Samantha Cameron laughed with children and got to know their doting parents when she visited Sussex this morning (Tuesday July 28).
The wife of Prime Minister David Cameron was visiting Hop, Skip and Jump, a new care centre for disabled children, based in Horsham town centre.
It struck a chord with Mrs Cameron, whose son Ivan was severely disabled and died in 2009.
She said: “I have personal experience of the horrible struggle of attempting to do the weekly shop while caring for a disabled child and of trying to change nappies on the floor of a public toilet while out and about.
“I would have loved to have found such a supportive centre, where my child could be cared for while I carried out the everyday chores that other families take for granted.
“This very special centre, the second of its kind in the country, offers children with special needs and their families, a safe haven in the heart of the town.
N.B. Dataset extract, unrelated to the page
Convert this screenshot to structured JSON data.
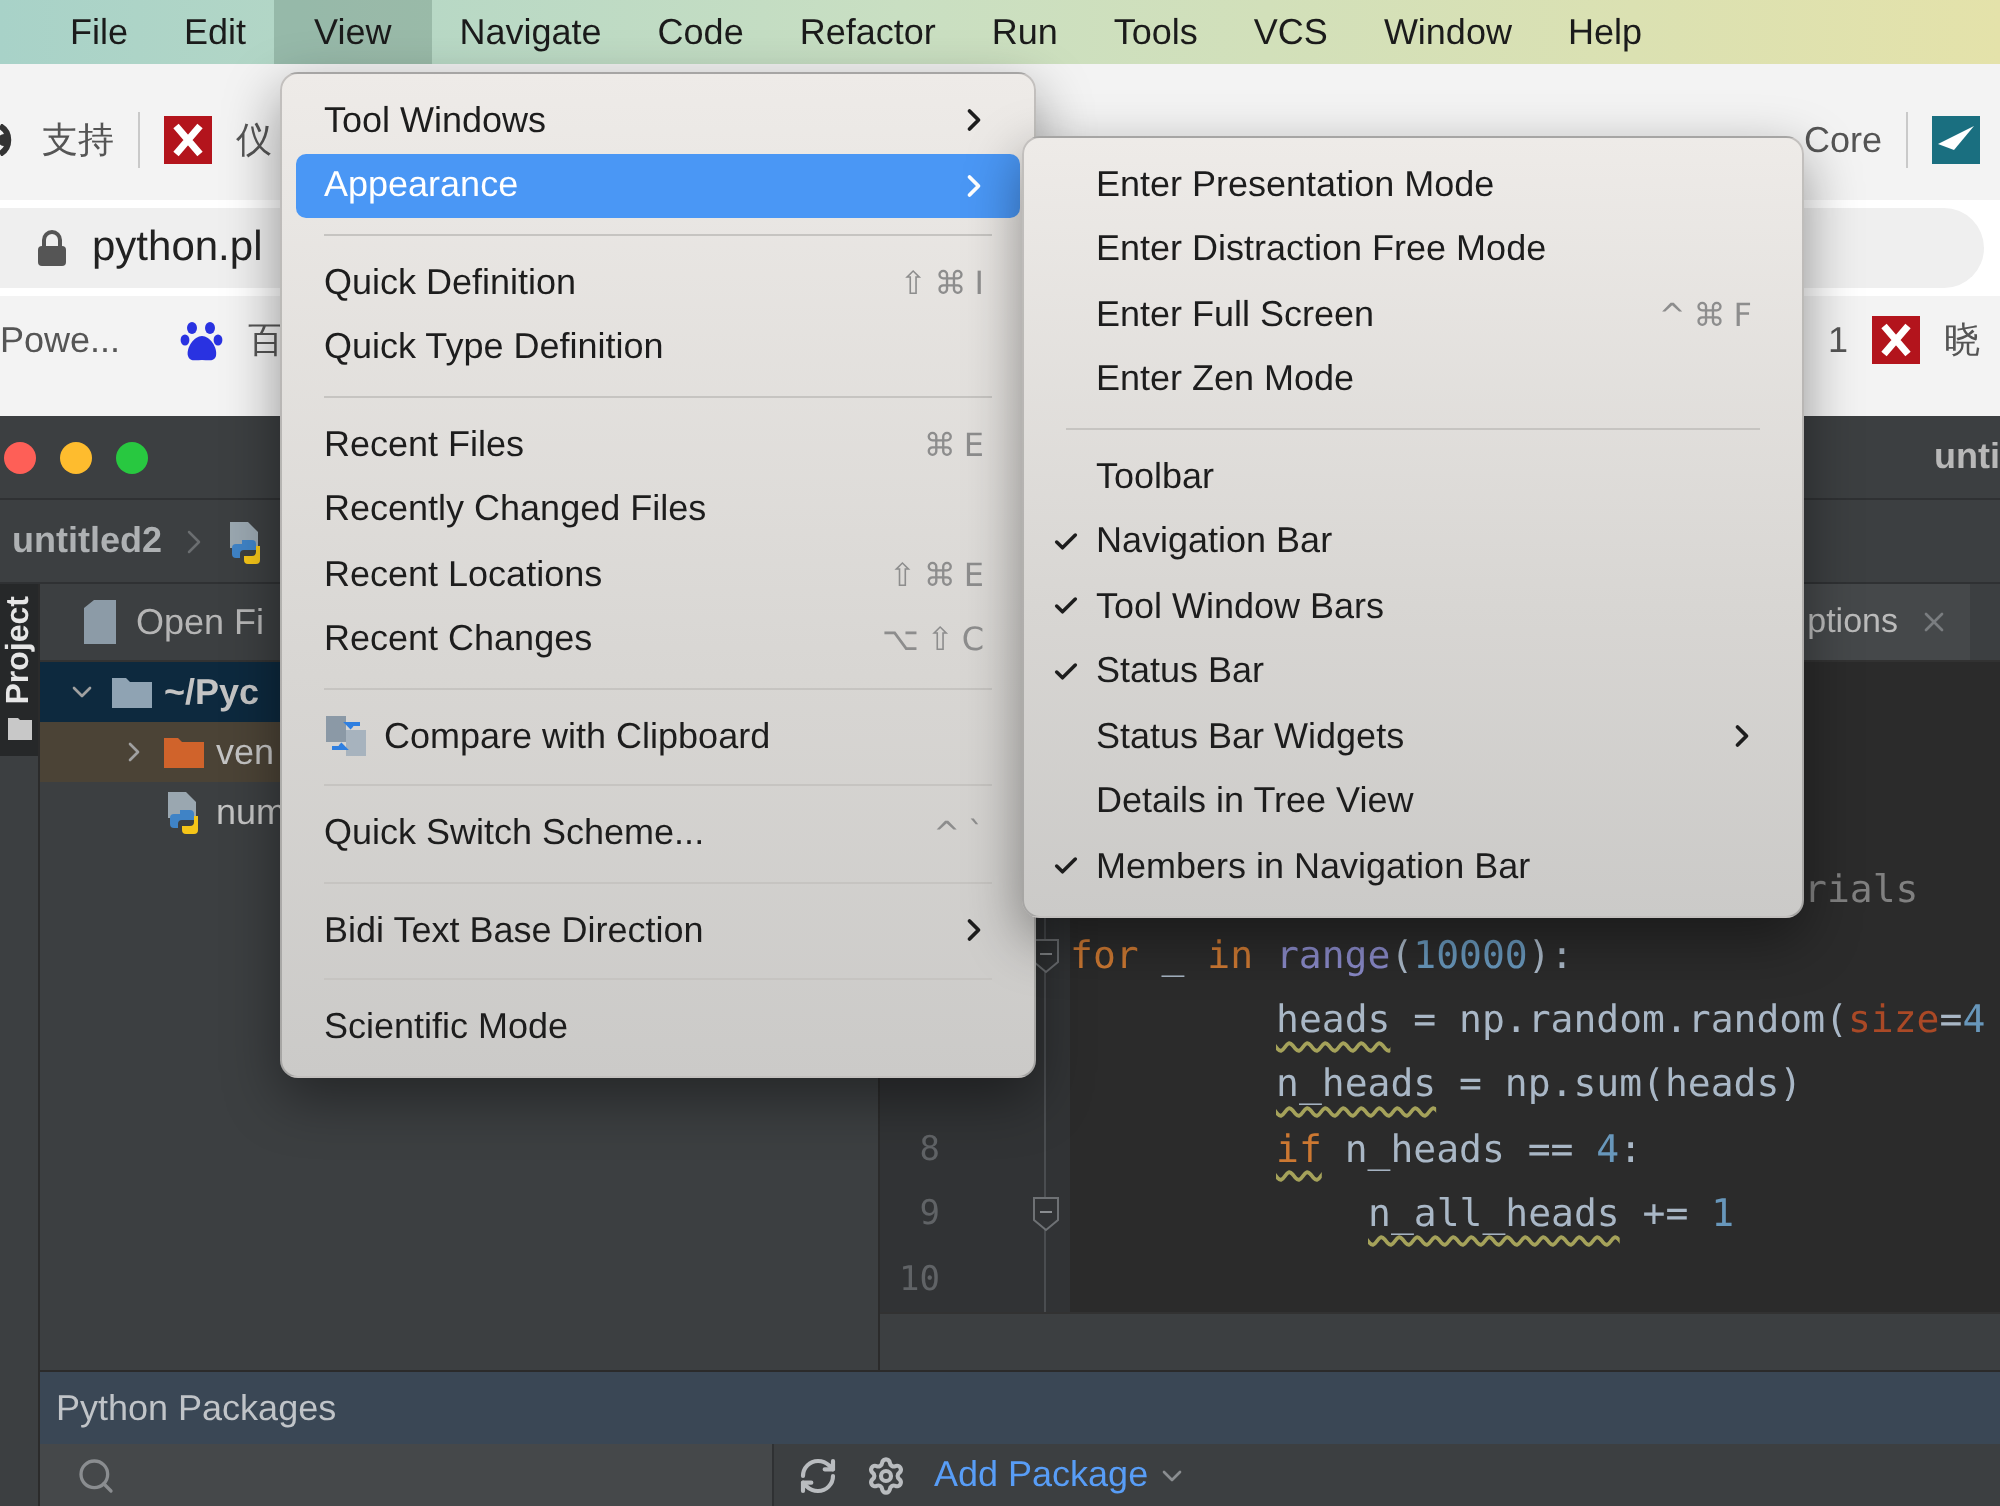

“I passionately support Hop, Skip and Jump’s commitment to help families cope with the challenges a disabled child brings, and fully back their amazing vision to offer ‘Care in the High Street’ facilities to families right across the country.
“I applaud the owners of Swan Walk Shopping Centre and Horsham District Council for their support of the charity and hope that similar partnerships can take place elsewhere.”
The new care centre offers a safe, fun environment for children and short respite for their parents.
Beaming Horsham mums Samantha Buck and Natalie Gazey, who met Mrs Cameron while visiting 10 Downing Street last year, were delighted to see her again.
Mrs Buck said: “It was basically Samantha saying that when she had her son Ivan, she did what we do.
“She kneeled on a toilet floor changing his continence pad. She said she would have loved to have used a facility like this as a short respite.
“When we went to Downing Street it was still very much at an early stage of discussion to make it a reality, with quite a hard slog ahead of us.”
Hop, Skip and Jump, which opened in Swan Walk Shopping Centre this month, offers short respite to parents by caring for and entertaining their children.
A hygienic facility in the town centre has been a long-term ambition for Mrs Buck and Ms Gazey, whose sons Alfie Buck and Laurence Biegstraaten are both severely disabled.
Mrs Buck said: “It is an amazing feeling. It is what we wanted it and we got it.
Ms Gazey added: “It gives you a breathing space. This is for when you have a night when you have one and a half hours’ sleep because your child has been screaming and crying.
“You know they are going to have loads of fun, and you can sit and have a coffee and give yourself some head space.
“It is treating us like we don’t have that disability to think about.”